Xiaokou went out for an autumn outing. On the way, he collected some red and yellow leaves. He used these leaves to organize a collection of autumn leaves`leaves`

, string`leaves`

Contains only lowercase characters`r`

and`y`

, where characters`r`

Represents a red leaf`y`

A yellow leaf is a leaf.

For the sake of beauty and tidiness, Xiaokou wants to adjust the arrangement of leaves in the collection into three parts: red, yellow and red. The number of leaves in each part may not be equal, but they should be greater than or equal to 1. With each adjustment, the button can replace a red leaf with a yellow leaf or a yellow leaf with a red leaf. I would like to ask the minimum number of small button adjustment operations in order to complete the adjustment of autumn leaf collection.

Example 1:

Input: leaves = “rrryyyryryyrr”

Output: 2

Explanation: adjust twice and replace the two red leaves in the middle with yellow leaves to get “rrryyyyyyyyrr”

Example 2:

Input: leaves = “RyR”

Output: 0

Explanation: the requirements have been met and no additional operation is required

Tips:

3 <= leaves.length <= 10^5

Leaves contains only the character ‘R’ and the character ‘y’

# thinking

At the beginning, the idea was simply to find out the relevant information of R and Y on the left and R and Y on the right through several iterations, and then discussed all the situations.
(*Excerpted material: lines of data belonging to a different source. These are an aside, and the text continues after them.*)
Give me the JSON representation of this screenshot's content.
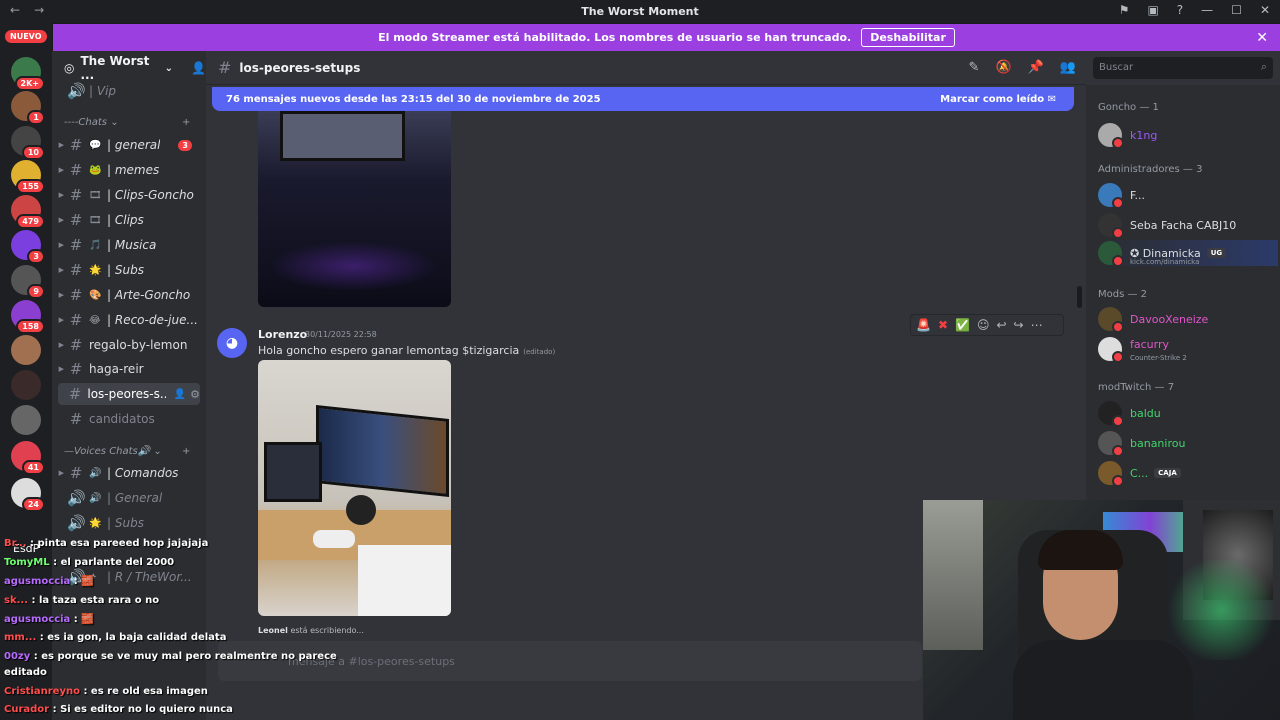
{
  "window": {
    "title": "The Worst Moment"
  },
  "streamer_banner": {
    "text": "El modo Streamer está habilitado. Los nombres de usuario se han truncado.",
    "button": "Deshabilitar"
  },
  "guilds": {
    "nuevo_badge": "NUEVO",
    "badges": [
      "2K+",
      "1",
      "10",
      "155",
      "479",
      "3",
      "9",
      "158",
      "41",
      "24"
    ],
    "footer_label": "EsdP"
  },
  "server": {
    "name": "The Worst ...",
    "top_channel": "| Vip",
    "chats_category": "----Chats",
    "voices_category": "—Voices Chats🔊",
    "channels": [
      {
        "emoji": "💬",
        "label": "| general",
        "badge": "3"
      },
      {
        "emoji": "🐸",
        "label": "| memes"
      },
      {
        "emoji": "🎞",
        "label": "| Clips-Goncho"
      },
      {
        "emoji": "🎞",
        "label": "| Clips"
      },
      {
        "emoji": "🎵",
        "label": "| Musica"
      },
      {
        "emoji": "🌟",
        "label": "| Subs"
      },
      {
        "emoji": "🎨",
        "label": "| Arte-Goncho"
      },
      {
        "emoji": "😂",
        "label": "| Reco-de-jue..."
      },
      {
        "label": "regalo-by-lemon"
      },
      {
        "label": "haga-reir"
      },
      {
        "label": "los-peores-s..."
      },
      {
        "label": "candidatos"
      }
    ],
    "voice_channels": [
      {
        "emoji": "🔊",
        "label": "| Comandos"
      },
      {
        "emoji": "🔊",
        "label": "| General"
      },
      {
        "emoji": "🌟",
        "label": "| Subs"
      },
      {
        "emoji": "✦",
        "label": "| R / TheWor..."
      }
    ]
  },
  "topbar": {
    "channel_name": "los-peores-setups"
  },
  "search": {
    "placeholder": "Buscar"
  },
  "new_messages": {
    "text": "76 mensajes nuevos desde las 23:15 del 30 de noviembre de 2025",
    "mark_read": "Marcar como leído"
  },
  "message": {
    "author": "Lorenzo",
    "timestamp": "30/11/2025 22:58",
    "text": "Hola goncho espero ganar lemontag  $tizigarcia",
    "edited": "(editado)"
  },
  "typing": {
    "user": "Leonel",
    "rest": "está escribiendo..."
  },
  "composer": {
    "placeholder": "mensaje a #los-peores-setups"
  },
  "members": {
    "groups": [
      {
        "title": "Goncho — 1",
        "items": [
          {
            "name": "k1ng",
            "color": "#9b59f6"
          }
        ]
      },
      {
        "title": "Administradores — 3",
        "items": [
          {
            "name": "F...",
            "color": "#dbdee1"
          },
          {
            "name": "Seba Facha CABJ10",
            "color": "#dbdee1"
          },
          {
            "name": "✪ Dinamicka",
            "color": "#dbdee1",
            "tag": "UG",
            "sub": "kick.com/dinamicka"
          }
        ]
      },
      {
        "title": "Mods — 2",
        "items": [
          {
            "name": "DavooXeneize",
            "color": "#e056c8"
          },
          {
            "name": "facurry",
            "color": "#e056c8",
            "sub": "Counter-Strike 2"
          }
        ]
      },
      {
        "title": "modTwitch — 7",
        "items": [
          {
            "name": "baldu",
            "color": "#43d46c"
          },
          {
            "name": "bananirou",
            "color": "#43d46c"
          },
          {
            "name": "C...",
            "color": "#43d46c",
            "tag": "CAJA"
          }
        ]
      }
    ]
  },
  "stream_chat": [
    {
      "user": "Br...",
      "msg": ": pinta esa pareeed hop jajajaja"
    },
    {
      "user": "TomyML",
      "msg": ": el parlante del 2000"
    },
    {
      "user": "agusmoccia",
      "msg": ": 🧱"
    },
    {
      "user": "sk...",
      "msg": ": la taza esta rara o no"
    },
    {
      "user": "agusmoccia",
      "msg": ": 🧱"
    },
    {
      "user": "mm...",
      "msg": ": es ia gon, la baja calidad delata"
    },
    {
      "user": "00zy",
      "msg": ": es porque se ve muy mal pero realmentre no parece"
    },
    {
      "user": "",
      "msg": "editado"
    },
    {
      "user": "Cristianreyno",
      "msg": ": es re old esa imagen"
    },
    {
      "user": "Curador",
      "msg": ": Si es editor no lo quiero nunca"
    }
  ]
}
It was found that there were a lot of situations and a lot of judgment was needed

After a long struggle, it is found that the most appropriate method is dynamic programming,**I feel that DP can be used as long as the least or most of the problems appear, because the original intention of dynamic programming is to find an optimal solution through some calculated information.****Since we want to use DP, we need to find the state, because we need to integrate the string into [red, yellow, red], so we can define three states: 0 and 2 represent the front red and the following red, and 1 represents the middle yellow**

- Then we can define a two-dimensional array
`int[leaves.length()][3]`

，**DP [i] [J] denotes leaves [0 The minimum number of operations with string status J for.. I]** **The first is the state 0, that is, the front part is [red], then the current**`dp[i][0]`

It depends on the minimum number of operations of the previous character in state 0 plus whether the standard is red!**Then there is state 1, that is, the front part is [red, yellow], which is currently**`dp[i][1]`

That is to take the minimum value of the previous character in state 0 and state 1（*Because the front is [red] or [red, yellow] can, after all, the standard will be adjusted to yellow, and make 0 . I must be state 1!*）Plus whether the standard is yellow!**Finally, it is state 2, that is, the front part is [red, yellow, red]!, then the current**`dp[i][2]`

It is to take the minimum value of the previous character in state 1 and state 2 (* because state 1 is [red, yellow], and state 2 is [red, yellow, red]. After all, the standard will be adjusted to red, making 0 I must satisfy [red, yellow, red], but state 0 is not allowed, because no matter how to adjust the situation of [red], it can not be adjusted to [red, yellow, red]! *) plus whether the standard is red!

#### be careful

Since the number of leaves in each state must be at least 1, we should not only pay special attention to the state transition equation when J = 2, but also consider whether each state itself meets the requirements.**For state DP [i] [J], it includes leaves [0.. I] with I + 1 leaves and j + 1 states, so the number of leaves must be greater than or equal to the number of States, that is, I ≥ J. In this way, all the state DP [i] [J] of I < J is not qualified.**Looking at the above state transition equation, we take the minimum value in each step of transition, so we can set all the states that do not meet the requirements to a maximum value (such as N + 1 or upper limit of integer type, etc.).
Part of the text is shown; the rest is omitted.